Noni Sun 17-Nov-19 17:31:08

The last time I moved was 11 years ago, which was my 3rd move in 40 years. I found the experience absolutely fine. The decluttering before the move was a very positive experience for me - after all why would you keep things you haven't looked at, used or have need for anymore? It definitely gave me a sense of release from lots of "stuff" that was of no use to me any more. Even things with memories of my children when young were a pleasure to give to them instead of carrying them on myself. I know I am not a "keeper" so for me it was easy. I try once a year to have a clear out, so that I will never have to declutter so much if I move again. Let's see!

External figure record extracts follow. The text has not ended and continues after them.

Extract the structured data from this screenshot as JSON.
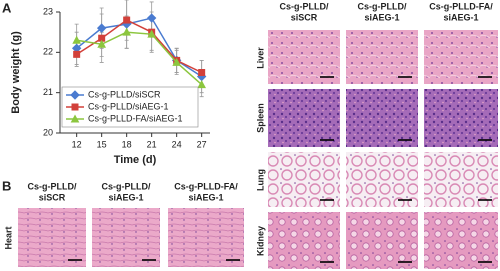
{
  "chart_data": {
    "type": "line",
    "xlabel": "Time (d)",
    "ylabel": "Body weight (g)",
    "x": [
      12,
      15,
      18,
      21,
      24,
      27
    ],
    "xlim": [
      10,
      28
    ],
    "xticks": [
      12,
      15,
      18,
      21,
      24,
      27
    ],
    "ylim": [
      20,
      23
    ],
    "yticks": [
      20,
      21,
      22,
      23
    ],
    "series": [
      {
        "name": "Cs-g-PLLD/siSCR",
        "color": "#4a7bd0",
        "marker": "diamond",
        "values": [
          22.1,
          22.6,
          22.7,
          22.85,
          21.8,
          21.4
        ],
        "errors": [
          0.4,
          0.5,
          0.6,
          0.4,
          0.3,
          0.4
        ]
      },
      {
        "name": "Cs-g-PLLD/siAEG-1",
        "color": "#d2403a",
        "marker": "square",
        "values": [
          21.95,
          22.35,
          22.8,
          22.5,
          21.8,
          21.5
        ],
        "errors": [
          0.3,
          0.6,
          0.5,
          0.5,
          0.3,
          0.3
        ]
      },
      {
        "name": "Cs-g-PLLD-FA/siAEG-1",
        "color": "#8cc63f",
        "marker": "triangle",
        "values": [
          22.3,
          22.2,
          22.5,
          22.45,
          21.75,
          21.2
        ],
        "errors": [
          0.4,
          0.3,
          0.4,
          0.4,
          0.3,
          0.3
        ]
      }
    ],
    "legend": "lower-left"
  },
  "panel_labels": [
    "A",
    "B"
  ],
  "histology_a": {
    "columns": [
      [
        "Cs-g-PLLD/",
        "siSCR"
      ],
      [
        "Cs-g-PLLD/",
        "siAEG-1"
      ],
      [
        "Cs-g-PLLD-FA/",
        "siAEG-1"
      ]
    ],
    "rows": [
      "Liver",
      "Spleen",
      "Lung",
      "Kidney"
    ]
  },
  "histology_b": {
    "columns": [
      [
        "Cs-g-PLLD/",
        "siSCR"
      ],
      [
        "Cs-g-PLLD/",
        "siAEG-1"
      ],
      [
        "Cs-g-PLLD-FA/",
        "siAEG-1"
      ]
    ],
    "rows": [
      "Heart"
    ]
  }
}
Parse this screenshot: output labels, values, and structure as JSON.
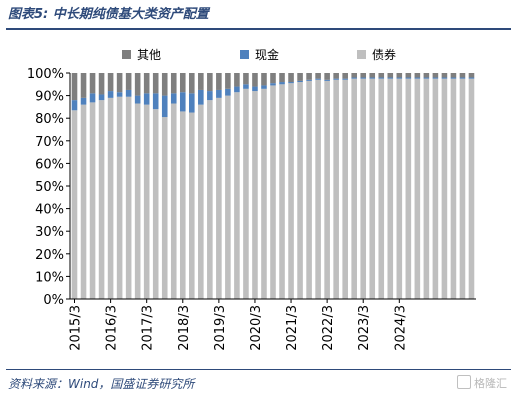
{
  "title": "图表5:  中长期纯债基大类资产配置",
  "source": "资料来源：Wind，国盛证券研究所",
  "watermark": "格隆汇",
  "chart_data": {
    "type": "bar",
    "stacked": true,
    "ylim": [
      0,
      100
    ],
    "yticks": [
      "0%",
      "10%",
      "20%",
      "30%",
      "40%",
      "50%",
      "60%",
      "70%",
      "80%",
      "90%",
      "100%"
    ],
    "x_tick_labels": [
      "2015/3",
      "2016/3",
      "2017/3",
      "2018/3",
      "2019/3",
      "2020/3",
      "2021/3",
      "2022/3",
      "2023/3",
      "2024/3"
    ],
    "x_tick_every": 4,
    "legend": [
      "其他",
      "现金",
      "债券"
    ],
    "colors": {
      "其他": "#7f7f7f",
      "现金": "#4f81bd",
      "债券": "#bfbfbf"
    },
    "grid": false,
    "series": [
      {
        "name": "债券",
        "values": [
          83.5,
          86.0,
          87.0,
          88.0,
          89.0,
          89.5,
          89.5,
          86.5,
          86.0,
          84.0,
          80.5,
          86.5,
          83.0,
          82.5,
          86.0,
          88.0,
          89.0,
          90.0,
          91.5,
          93.0,
          92.0,
          93.0,
          94.5,
          95.0,
          95.5,
          96.0,
          96.5,
          97.0,
          96.5,
          97.0,
          97.0,
          97.5,
          97.5,
          97.5,
          97.5,
          97.5,
          97.5,
          97.5,
          97.5,
          97.5,
          97.5,
          97.5,
          97.5,
          97.5,
          97.5
        ]
      },
      {
        "name": "现金",
        "values": [
          4.5,
          3.0,
          4.0,
          2.5,
          3.0,
          2.0,
          3.0,
          3.5,
          5.0,
          7.0,
          9.5,
          4.5,
          8.5,
          8.5,
          6.5,
          4.0,
          3.5,
          3.0,
          2.5,
          2.0,
          2.0,
          1.5,
          1.0,
          1.0,
          0.5,
          0.5,
          0.5,
          0.5,
          0.5,
          0.5,
          0.5,
          0.5,
          0.5,
          0.5,
          0.5,
          0.5,
          0.5,
          0.5,
          0.5,
          0.5,
          0.5,
          0.5,
          0.5,
          0.5,
          0.5
        ]
      },
      {
        "name": "其他",
        "values": [
          12.0,
          11.0,
          9.0,
          9.5,
          8.0,
          8.5,
          7.5,
          10.0,
          9.0,
          9.0,
          10.0,
          9.0,
          8.5,
          9.0,
          7.5,
          8.0,
          7.5,
          7.0,
          6.0,
          5.0,
          6.0,
          5.5,
          4.5,
          4.0,
          4.0,
          3.5,
          3.0,
          2.5,
          3.0,
          2.5,
          2.5,
          2.0,
          2.0,
          2.0,
          2.0,
          2.0,
          2.0,
          2.0,
          2.0,
          2.0,
          2.0,
          2.0,
          2.0,
          2.0,
          2.0
        ]
      }
    ]
  }
}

I was lucky that the move was not too far away, so friends were not left behind. I still live in a house, but if I needed to move to a flat, then I would do so with no hesitation - I think!

cathisherwood Sun 17-Nov-19 18:31:35

It is the garden I would not like to leave and the view from the windows. I enjoyed decluttering but would not move again unless we get built around and los our view

Wilsa Sun 17-Nov-19 18:39:03

Having recently moved I would not like to go through the stress of it again. Luckily we love our new home and it really feels so much better without all the clutter and stuff accumulated over the last 30 Years.

Ffion63 Sun 17-Nov-19 18:50:32

Having just cleared out my father’s flat following his move into a care home, I am inspired to downsize and move to a flat or cottage. The frequent house moves made by him and my stepmother made the house clearing process easy for us. No clutter, minimal furniture and items labelled stating to whom they were bequeathed. A move of home from the one we have inhabited for 40 years would make things simpler and less painful for our children after our eventual passing.

Yearoff Sun 17-Nov-19 19:05:40

Have you ever put off moving because it seemed too difficult? No. The moves were always necessary.
What do you least look forward to about moving house? Getting my own house in order so it sells. I’m a bit of a cluttered person so it’s a daunting task.
Does the thought of decluttering when moving house fill you with dread, or does it feel like an exciting new start? To be fair it’s the best part of moving and also the hardest. I once said that every 5 years I should pretend I’m moving just to declutter.
What would make you consider moving house in the future? I’ve been in my flat for 9 years. I thought it would be short term , planning to get married and move in the next few years but my partner is now terminally ill, so I guess I will stay put here. I look at little houses but I’m not ready yet. Won’t rule it out completely.

Greeneyedgirl Sun 17-Nov-19 20:35:55

It is interesting how many posts mention dreading decluttering which will in some cases put people off from moving, but conversely how those who have moved and had a major declutter are so positive and wish they'd done so sooner.

Great post Grandmaz showing that happiness is not rooted in "stuff" but in head and heart.